As at 31 December 2017, Stanbic Bank’s qualifying core capital stood at US$134.3 million, up from US$106.6 million in 2016, against the regulatory minimum of US$25 million and ahead of the USD100 million threshold set for the year 2020.
Sebborn said the accounting standard IFRS 9 came into effect on 1 January 2018 resulting in a significant but anticipated decline in capital in order to accommodate increased credit provisions for financial instruments.
“Despite this decline, the Bank remains adequately capitalised and compliant with all regulatory requirements, with capital remaining above the USD$100 million mark,” said Sebborn.
He said the country’s growth prospects in the short term are projected to remain subdued, pending the outcome of the mid – year elections and the promised structural adjustments and reforms. These reforms are aimed at addressing low business confidence, foreign currency shortages, rising inflationary pressures, restoration of fiscal sustainability, and the fostering of growth.
The challenges associated with these anticipated reforms will be significant, but the bank remains optimistic of medium term sustainable growth in economic activity despite the current challenges.
“Stanbic Bank continues to maintain high standards of corporate governance, ensuring that its conduct is above reproach. It complies with regulatory and corporate governance requirements, and is committed to advancing the principles and practice of sustainable development and adherence to the laws of the country. During the period under review, the Bank remained compliant with all regulatory requirements and RBZ directives, in all material respects,” added Sebborn.
Stanbic Bank Chief Executive, Joshua Tapambgwa said it was pleasing that the bank had defied various economic challenges which included, among others, the unbearable cash and foreign currency shortages.
Tapambgwa said a 17% growth was recorded in the Bank’s net interest income which increased from US$47.2 million in 2016 to US$55.1 million bolstered mainly by the additional short term investments which were acquired during the year.
The 2017 fee and commission income deteriorated from US$33.5 million in the prior period to US$32.6 million as the increased surrender requirements on platinum and chrome exports had a negative impact on the volumes of customer foreign payments which the Bank could process as Nostro reserves remained depleted.
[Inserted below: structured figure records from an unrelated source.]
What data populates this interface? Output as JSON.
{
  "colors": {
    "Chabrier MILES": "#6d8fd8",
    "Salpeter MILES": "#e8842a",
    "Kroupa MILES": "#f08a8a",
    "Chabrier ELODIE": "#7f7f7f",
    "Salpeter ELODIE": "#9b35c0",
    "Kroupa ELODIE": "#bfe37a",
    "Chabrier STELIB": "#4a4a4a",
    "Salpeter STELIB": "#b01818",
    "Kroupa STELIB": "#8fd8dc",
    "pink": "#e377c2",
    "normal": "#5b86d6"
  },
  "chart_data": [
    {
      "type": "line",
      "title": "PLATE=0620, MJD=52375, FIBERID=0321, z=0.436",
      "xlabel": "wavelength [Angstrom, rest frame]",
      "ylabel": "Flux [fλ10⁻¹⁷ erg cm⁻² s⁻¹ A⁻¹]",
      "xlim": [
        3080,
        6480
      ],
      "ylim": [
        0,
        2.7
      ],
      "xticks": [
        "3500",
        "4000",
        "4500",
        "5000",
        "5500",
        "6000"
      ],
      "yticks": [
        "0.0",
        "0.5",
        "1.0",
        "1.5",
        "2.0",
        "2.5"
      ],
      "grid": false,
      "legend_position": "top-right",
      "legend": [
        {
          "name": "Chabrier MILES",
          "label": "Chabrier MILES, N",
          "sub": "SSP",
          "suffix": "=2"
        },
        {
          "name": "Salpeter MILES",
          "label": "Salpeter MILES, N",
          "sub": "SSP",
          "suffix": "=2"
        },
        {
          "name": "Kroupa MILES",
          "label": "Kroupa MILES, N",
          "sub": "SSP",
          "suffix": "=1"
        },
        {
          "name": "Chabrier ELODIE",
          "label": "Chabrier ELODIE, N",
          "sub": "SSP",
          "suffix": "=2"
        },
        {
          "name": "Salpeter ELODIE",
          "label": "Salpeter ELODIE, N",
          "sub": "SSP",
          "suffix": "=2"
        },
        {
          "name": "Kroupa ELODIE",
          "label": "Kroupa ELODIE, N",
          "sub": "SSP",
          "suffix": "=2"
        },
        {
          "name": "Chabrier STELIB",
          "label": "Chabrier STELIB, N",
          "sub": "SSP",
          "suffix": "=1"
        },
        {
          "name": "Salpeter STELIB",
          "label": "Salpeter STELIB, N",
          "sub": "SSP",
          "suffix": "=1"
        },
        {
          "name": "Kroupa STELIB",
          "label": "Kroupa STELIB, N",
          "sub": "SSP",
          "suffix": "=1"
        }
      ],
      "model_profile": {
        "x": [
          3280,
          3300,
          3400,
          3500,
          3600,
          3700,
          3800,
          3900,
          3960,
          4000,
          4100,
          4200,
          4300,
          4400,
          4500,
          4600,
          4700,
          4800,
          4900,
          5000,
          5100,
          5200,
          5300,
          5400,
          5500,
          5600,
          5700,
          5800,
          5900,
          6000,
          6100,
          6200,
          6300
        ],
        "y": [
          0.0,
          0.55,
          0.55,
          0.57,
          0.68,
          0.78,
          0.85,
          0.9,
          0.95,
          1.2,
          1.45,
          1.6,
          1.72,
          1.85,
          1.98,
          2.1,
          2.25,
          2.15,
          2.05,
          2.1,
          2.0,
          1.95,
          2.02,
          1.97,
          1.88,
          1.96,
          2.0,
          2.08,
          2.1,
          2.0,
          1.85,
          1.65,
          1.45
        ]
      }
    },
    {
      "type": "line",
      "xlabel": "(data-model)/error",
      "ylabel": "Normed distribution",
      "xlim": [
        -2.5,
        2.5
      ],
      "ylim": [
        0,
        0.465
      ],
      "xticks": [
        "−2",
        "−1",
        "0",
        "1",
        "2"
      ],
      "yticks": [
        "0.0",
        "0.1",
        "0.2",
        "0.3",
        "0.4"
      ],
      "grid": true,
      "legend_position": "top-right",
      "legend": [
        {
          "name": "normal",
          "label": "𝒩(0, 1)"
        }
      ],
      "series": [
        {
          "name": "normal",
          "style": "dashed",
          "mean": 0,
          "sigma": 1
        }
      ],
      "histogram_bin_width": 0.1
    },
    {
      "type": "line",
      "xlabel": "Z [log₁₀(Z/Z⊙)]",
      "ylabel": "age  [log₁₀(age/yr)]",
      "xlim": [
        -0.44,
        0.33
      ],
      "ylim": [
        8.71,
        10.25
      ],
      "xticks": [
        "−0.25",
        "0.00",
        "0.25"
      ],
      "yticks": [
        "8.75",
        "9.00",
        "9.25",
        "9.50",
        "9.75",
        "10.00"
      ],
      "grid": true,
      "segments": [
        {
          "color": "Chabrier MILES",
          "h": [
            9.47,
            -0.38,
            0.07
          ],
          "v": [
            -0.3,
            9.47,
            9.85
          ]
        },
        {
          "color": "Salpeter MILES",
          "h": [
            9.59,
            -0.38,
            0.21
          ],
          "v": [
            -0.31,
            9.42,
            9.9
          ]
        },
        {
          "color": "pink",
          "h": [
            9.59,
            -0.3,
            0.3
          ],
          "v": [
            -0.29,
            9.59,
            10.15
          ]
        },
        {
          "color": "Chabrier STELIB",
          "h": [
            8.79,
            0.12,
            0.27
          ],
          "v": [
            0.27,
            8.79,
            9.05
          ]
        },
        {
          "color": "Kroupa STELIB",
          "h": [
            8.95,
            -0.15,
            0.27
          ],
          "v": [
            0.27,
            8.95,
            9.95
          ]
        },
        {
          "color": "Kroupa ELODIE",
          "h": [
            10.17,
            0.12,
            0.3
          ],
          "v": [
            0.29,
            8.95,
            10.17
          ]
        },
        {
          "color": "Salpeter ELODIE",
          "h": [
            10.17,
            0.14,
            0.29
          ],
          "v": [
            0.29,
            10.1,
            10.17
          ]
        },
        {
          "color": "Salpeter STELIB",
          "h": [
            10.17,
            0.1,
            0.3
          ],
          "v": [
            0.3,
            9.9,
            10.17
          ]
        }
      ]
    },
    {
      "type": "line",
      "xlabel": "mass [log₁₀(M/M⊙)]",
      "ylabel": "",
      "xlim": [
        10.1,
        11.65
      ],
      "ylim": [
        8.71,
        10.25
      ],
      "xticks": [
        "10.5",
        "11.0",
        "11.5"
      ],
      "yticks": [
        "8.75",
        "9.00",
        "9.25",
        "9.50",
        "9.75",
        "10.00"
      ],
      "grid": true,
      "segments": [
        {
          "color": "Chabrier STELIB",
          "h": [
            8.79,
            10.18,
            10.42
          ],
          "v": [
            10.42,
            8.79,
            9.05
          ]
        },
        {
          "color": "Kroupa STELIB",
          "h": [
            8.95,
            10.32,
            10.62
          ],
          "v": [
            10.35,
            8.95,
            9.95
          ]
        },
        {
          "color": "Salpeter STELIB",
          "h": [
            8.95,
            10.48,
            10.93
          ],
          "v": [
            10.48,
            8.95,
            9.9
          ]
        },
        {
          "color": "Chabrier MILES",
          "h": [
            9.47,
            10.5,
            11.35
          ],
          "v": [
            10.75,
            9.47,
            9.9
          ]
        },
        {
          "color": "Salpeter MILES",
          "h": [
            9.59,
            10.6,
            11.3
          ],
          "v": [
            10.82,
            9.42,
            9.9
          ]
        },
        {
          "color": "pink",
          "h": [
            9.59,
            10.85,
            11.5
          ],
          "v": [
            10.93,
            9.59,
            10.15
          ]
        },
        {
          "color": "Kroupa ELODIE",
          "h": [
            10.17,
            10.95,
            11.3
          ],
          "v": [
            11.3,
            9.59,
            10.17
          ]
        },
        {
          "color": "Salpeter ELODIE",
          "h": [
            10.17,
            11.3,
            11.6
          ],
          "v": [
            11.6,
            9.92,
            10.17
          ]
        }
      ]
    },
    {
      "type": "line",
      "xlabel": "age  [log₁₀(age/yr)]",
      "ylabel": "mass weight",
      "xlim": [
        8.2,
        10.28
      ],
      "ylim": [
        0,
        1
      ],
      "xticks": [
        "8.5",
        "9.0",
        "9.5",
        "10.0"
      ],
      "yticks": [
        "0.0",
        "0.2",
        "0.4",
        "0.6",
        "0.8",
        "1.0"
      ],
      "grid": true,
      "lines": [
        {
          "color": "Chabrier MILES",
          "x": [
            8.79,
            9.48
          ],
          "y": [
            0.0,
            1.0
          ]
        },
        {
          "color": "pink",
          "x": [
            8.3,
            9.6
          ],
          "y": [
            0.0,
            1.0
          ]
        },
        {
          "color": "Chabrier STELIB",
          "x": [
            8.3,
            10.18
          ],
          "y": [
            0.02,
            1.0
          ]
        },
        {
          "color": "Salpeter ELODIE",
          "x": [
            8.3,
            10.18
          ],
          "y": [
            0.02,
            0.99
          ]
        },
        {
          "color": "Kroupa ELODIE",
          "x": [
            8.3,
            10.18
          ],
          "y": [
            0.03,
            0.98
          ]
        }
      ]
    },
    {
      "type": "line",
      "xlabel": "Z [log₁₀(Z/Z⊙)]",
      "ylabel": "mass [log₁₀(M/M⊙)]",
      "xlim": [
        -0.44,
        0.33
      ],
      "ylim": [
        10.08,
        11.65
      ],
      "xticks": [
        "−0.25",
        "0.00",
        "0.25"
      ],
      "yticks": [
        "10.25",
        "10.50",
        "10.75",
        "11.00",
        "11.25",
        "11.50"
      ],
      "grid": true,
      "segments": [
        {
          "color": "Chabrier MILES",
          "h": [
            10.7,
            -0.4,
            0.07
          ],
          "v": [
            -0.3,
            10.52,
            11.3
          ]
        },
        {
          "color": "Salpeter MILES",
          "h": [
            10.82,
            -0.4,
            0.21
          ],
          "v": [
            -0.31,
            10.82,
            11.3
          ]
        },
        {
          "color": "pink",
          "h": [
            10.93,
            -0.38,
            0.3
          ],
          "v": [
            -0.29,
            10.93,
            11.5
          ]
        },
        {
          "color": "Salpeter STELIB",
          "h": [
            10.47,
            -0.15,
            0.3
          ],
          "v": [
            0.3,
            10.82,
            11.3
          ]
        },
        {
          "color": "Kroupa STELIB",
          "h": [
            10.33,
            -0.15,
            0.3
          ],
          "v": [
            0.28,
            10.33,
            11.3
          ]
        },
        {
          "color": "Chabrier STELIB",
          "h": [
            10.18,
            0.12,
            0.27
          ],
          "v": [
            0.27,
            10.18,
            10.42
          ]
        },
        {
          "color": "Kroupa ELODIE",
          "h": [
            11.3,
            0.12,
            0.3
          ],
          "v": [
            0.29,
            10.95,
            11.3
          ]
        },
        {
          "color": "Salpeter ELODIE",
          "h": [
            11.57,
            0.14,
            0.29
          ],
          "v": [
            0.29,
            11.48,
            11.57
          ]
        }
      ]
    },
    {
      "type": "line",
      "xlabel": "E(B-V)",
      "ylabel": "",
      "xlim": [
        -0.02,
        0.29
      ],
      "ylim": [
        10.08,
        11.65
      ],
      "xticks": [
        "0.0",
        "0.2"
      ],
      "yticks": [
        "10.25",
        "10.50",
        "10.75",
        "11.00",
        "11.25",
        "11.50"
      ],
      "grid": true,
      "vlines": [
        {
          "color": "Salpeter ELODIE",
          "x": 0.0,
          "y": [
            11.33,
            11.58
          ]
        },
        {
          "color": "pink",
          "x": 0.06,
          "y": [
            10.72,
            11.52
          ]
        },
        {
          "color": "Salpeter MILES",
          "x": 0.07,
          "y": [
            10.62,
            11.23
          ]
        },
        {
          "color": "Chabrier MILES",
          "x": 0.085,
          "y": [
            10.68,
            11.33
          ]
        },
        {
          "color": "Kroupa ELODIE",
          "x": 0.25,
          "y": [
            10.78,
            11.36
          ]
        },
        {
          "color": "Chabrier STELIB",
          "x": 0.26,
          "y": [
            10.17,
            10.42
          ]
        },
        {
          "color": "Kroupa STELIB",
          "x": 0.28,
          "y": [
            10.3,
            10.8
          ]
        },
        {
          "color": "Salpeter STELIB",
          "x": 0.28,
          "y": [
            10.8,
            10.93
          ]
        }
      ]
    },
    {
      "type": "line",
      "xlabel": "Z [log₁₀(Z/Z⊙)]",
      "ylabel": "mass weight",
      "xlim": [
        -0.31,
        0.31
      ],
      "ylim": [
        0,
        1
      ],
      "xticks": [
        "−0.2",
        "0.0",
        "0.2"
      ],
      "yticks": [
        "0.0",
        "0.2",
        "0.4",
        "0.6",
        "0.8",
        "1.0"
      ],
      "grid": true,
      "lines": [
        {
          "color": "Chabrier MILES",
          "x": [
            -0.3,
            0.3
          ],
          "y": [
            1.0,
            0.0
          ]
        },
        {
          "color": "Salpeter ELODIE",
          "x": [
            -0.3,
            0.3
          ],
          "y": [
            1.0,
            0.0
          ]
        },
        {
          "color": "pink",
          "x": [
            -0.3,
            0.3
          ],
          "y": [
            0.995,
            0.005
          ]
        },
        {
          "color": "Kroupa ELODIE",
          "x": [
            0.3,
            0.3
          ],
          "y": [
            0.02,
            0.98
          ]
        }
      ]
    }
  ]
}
“The charge for credit impairments for 2017 was US$2.1 million having declined from US$8.4 million in 2016 as the Bank’s enhanced collection efforts on non-performing loans and reduced written off facilities continued to bear positive results,” CEO Tapambgwa said.
Total operating expenses increased by 12% from US$57.5 million in the prior year to US$64.1 million largely because of the impact of business expansion as the Bank remained competitive by rolling out new products into the market as well as extending its digital channels customer offering.
Stanbic Bank’s net lending book increased by 21% from US$273.5 million in 2016 to US$330.4 million largely driven by new assets which were written combined with the increase in facility utilisation by some counterparties who required local funding for working capital purposes.As the country remained crippled by chronic foreign currency shortages, the Bank’s customer deposit base increased from US$701 million in 2016 to close the year at USD1.2 billion as depositors failed to utilise their funds for settlement of foreign obligations.
Joshua expressed his continued gratitude to the Stanbic Bank Zimbabwe team for these pleasant results which would not have been possible without their resilience, team work and commitment to serve customers better in an increasingly fragile operating environment.